The thing about running a business, though, is that it’s not about what you want. It’s about what the clients or customers want.

That’s why, in the hopes of pinning down what my ideal clients want, I hosted a conference call with some truly awesome friends who agreed to help me talk though some very simple ideas. Pushing bits around? I love it to death. Finding clever solutions to complex software problems? That’s not just a lifestyle, it’s a hobby. Sharing some of my “just like home” aloogobi with the Punjabi guy? Fun and nutritious!

But that’s not the same as offering the things that real people (with real budgets!) want to pay real money for in the real world. Next Friday, I’m going to give examples of really dumb ideas that have been incredibly profitable for some of the smartest and hardest-working people I know.

Okay, that update turned out to be three Fridays later, and there’s only one really big example, but you should read it.

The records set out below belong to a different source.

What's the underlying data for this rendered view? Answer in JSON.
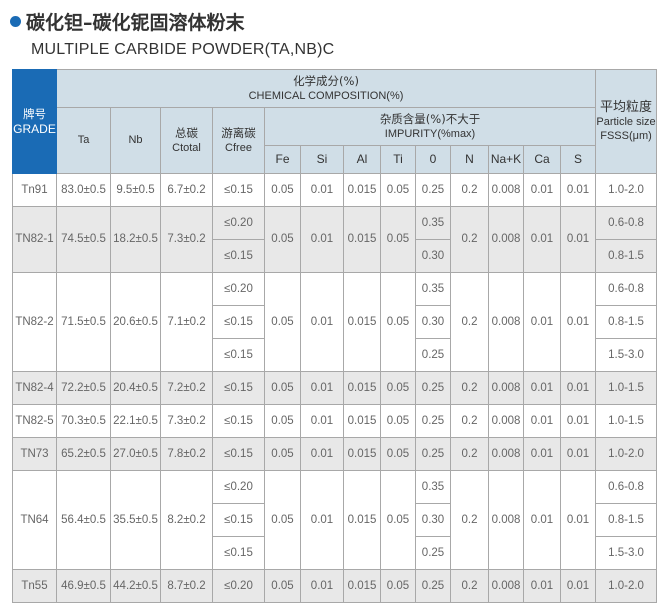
{
  "title": "碳化钽–碳化铌固溶体粉末",
  "subtitle": "MULTIPLE CARBIDE POWDER(TA,NB)C",
  "accent": "#1a6bb5",
  "header": {
    "grade_zh": "牌号",
    "grade_en": "GRADE",
    "chem_zh": "化学成分(%)",
    "chem_en": "CHEMICAL COMPOSITION(%)",
    "ta": "Ta",
    "nb": "Nb",
    "ctotal_zh": "总碳",
    "ctotal_en": "Ctotal",
    "cfree_zh": "游离碳",
    "cfree_en": "Cfree",
    "imp_zh": "杂质含量(%)不大于",
    "imp_en": "IMPURITY(%max)",
    "impurities": [
      "Fe",
      "Si",
      "Al",
      "Ti",
      "0",
      "N",
      "Na+K",
      "Ca",
      "S"
    ],
    "ps_zh": "平均粒度",
    "ps_en1": "Particle size",
    "ps_en2": "FSSS(μm)"
  },
  "rows": [
    {
      "grade": "Tn91",
      "ta": "83.0±0.5",
      "nb": "9.5±0.5",
      "ctotal": "6.7±0.2",
      "cfree": [
        "≤0.15"
      ],
      "fe": "0.05",
      "si": "0.01",
      "al": "0.015",
      "ti": "0.05",
      "o": [
        "0.25"
      ],
      "n": "0.2",
      "nak": "0.008",
      "ca": "0.01",
      "s": "0.01",
      "ps": [
        "1.0-2.0"
      ],
      "shaded": false
    },
    {
      "grade": "TN82-1",
      "ta": "74.5±0.5",
      "nb": "18.2±0.5",
      "ctotal": "7.3±0.2",
      "cfree": [
        "≤0.20",
        "≤0.15"
      ],
      "fe": "0.05",
      "si": "0.01",
      "al": "0.015",
      "ti": "0.05",
      "o": [
        "0.35",
        "0.30"
      ],
      "n": "0.2",
      "nak": "0.008",
      "ca": "0.01",
      "s": "0.01",
      "ps": [
        "0.6-0.8",
        "0.8-1.5"
      ],
      "shaded": true
    },
    {
      "grade": "TN82-2",
      "ta": "71.5±0.5",
      "nb": "20.6±0.5",
      "ctotal": "7.1±0.2",
      "cfree": [
        "≤0.20",
        "≤0.15",
        "≤0.15"
      ],
      "fe": "0.05",
      "si": "0.01",
      "al": "0.015",
      "ti": "0.05",
      "o": [
        "0.35",
        "0.30",
        "0.25"
      ],
      "n": "0.2",
      "nak": "0.008",
      "ca": "0.01",
      "s": "0.01",
      "ps": [
        "0.6-0.8",
        "0.8-1.5",
        "1.5-3.0"
      ],
      "shaded": false
    },
    {
      "grade": "TN82-4",
      "ta": "72.2±0.5",
      "nb": "20.4±0.5",
      "ctotal": "7.2±0.2",
      "cfree": [
        "≤0.15"
      ],
      "fe": "0.05",
      "si": "0.01",
      "al": "0.015",
      "ti": "0.05",
      "o": [
        "0.25"
      ],
      "n": "0.2",
      "nak": "0.008",
      "ca": "0.01",
      "s": "0.01",
      "ps": [
        "1.0-1.5"
      ],
      "shaded": true
    },
    {
      "grade": "TN82-5",
      "ta": "70.3±0.5",
      "nb": "22.1±0.5",
      "ctotal": "7.3±0.2",
      "cfree": [
        "≤0.15"
      ],
      "fe": "0.05",
      "si": "0.01",
      "al": "0.015",
      "ti": "0.05",
      "o": [
        "0.25"
      ],
      "n": "0.2",
      "nak": "0.008",
      "ca": "0.01",
      "s": "0.01",
      "ps": [
        "1.0-1.5"
      ],
      "shaded": false
    },
    {
      "grade": "TN73",
      "ta": "65.2±0.5",
      "nb": "27.0±0.5",
      "ctotal": "7.8±0.2",
      "cfree": [
        "≤0.15"
      ],
      "fe": "0.05",
      "si": "0.01",
      "al": "0.015",
      "ti": "0.05",
      "o": [
        "0.25"
      ],
      "n": "0.2",
      "nak": "0.008",
      "ca": "0.01",
      "s": "0.01",
      "ps": [
        "1.0-2.0"
      ],
      "shaded": true
    },
    {
      "grade": "TN64",
      "ta": "56.4±0.5",
      "nb": "35.5±0.5",
      "ctotal": "8.2±0.2",
      "cfree": [
        "≤0.20",
        "≤0.15",
        "≤0.15"
      ],
      "fe": "0.05",
      "si": "0.01",
      "al": "0.015",
      "ti": "0.05",
      "o": [
        "0.35",
        "0.30",
        "0.25"
      ],
      "n": "0.2",
      "nak": "0.008",
      "ca": "0.01",
      "s": "0.01",
      "ps": [
        "0.6-0.8",
        "0.8-1.5",
        "1.5-3.0"
      ],
      "shaded": false
    },
    {
      "grade": "Tn55",
      "ta": "46.9±0.5",
      "nb": "44.2±0.5",
      "ctotal": "8.7±0.2",
      "cfree": [
        "≤0.20"
      ],
      "fe": "0.05",
      "si": "0.01",
      "al": "0.015",
      "ti": "0.05",
      "o": [
        "0.25"
      ],
      "n": "0.2",
      "nak": "0.008",
      "ca": "0.01",
      "s": "0.01",
      "ps": [
        "1.0-2.0"
      ],
      "shaded": true
    }
  ]
}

They’re not paying you to express your brilliance; they’re paying you to make stuff work, and often the simplest outcome is the best one. Tune in next time for more!

The plug at the end

You totally want to read more about dealing with Projects That Suck! And you will, if you get onto my eZine mailing list. That gets you a complete mailing about once a month, with articles and links and special offers that help you do your job, a vegetarian recipe now and then, and a quick note every week or so with something funny or interesting. Always spam-free, always entertaining and friendly.

4 thoughts on “The Power of Dumb Ideas I”

  1. I wonder if the people in your examples *really* got what they wanted from those projects, or if they just convinced themselves that they got what they wanted after the fact. I’ve often seen people adjust their definition of success so that they can convince themselves that it was totally worth all the time and money.

    So I guess I’m wondering: did they really get what they wanted after all, or did they just rationalize it after the fact?

    Very interesting post.

  2. Hey Avonelle!

    In these stories, the overt goal was to make money, but the clients’ contrary actions indicated otherwise. On the surface, the projects failed. In actual business terms, they failed. In terms of maintaining a life narrative, well, the projects failed that way too, but only because the clients probably weren’t doing it consciously.

    It’s kind of like wanting to be a famous author, so you wear something that looks authorish and hang out with literary people and keep up with the New York Times book review and so on… but you rarely get around to any actual writing. You must not seriously want the book to get published, because if you really wanted that you’d behave differently. What you actually want is to feel ambitious and sophisticated, and in those terms it’s working.

    This is kind of related to (but not exactly the same thing as) what Mark Silver wrote about passion in business. “Surprisingly, your business can do better with less passion,” he says, because passion can be misleading.

    I guess I’m saying to be clear on why you’re in business, and why you want to do a certain project. If it scratches an itch or fulfills an emotional need, fine, but it works better if you’re clear about that. Maybe you have to start by giving yourself permission to say, if it’s true: “Self, it isn’t going to be profitable, but I really feel a need to [for example] host this community.” Instead of lying to yourself by saying, “Self, hosting this community will make me a lot of money in the long run” when the business reality doesn’t support it.

    Being clear with intentions is a big deal, but sometimes it’s kind of difficult.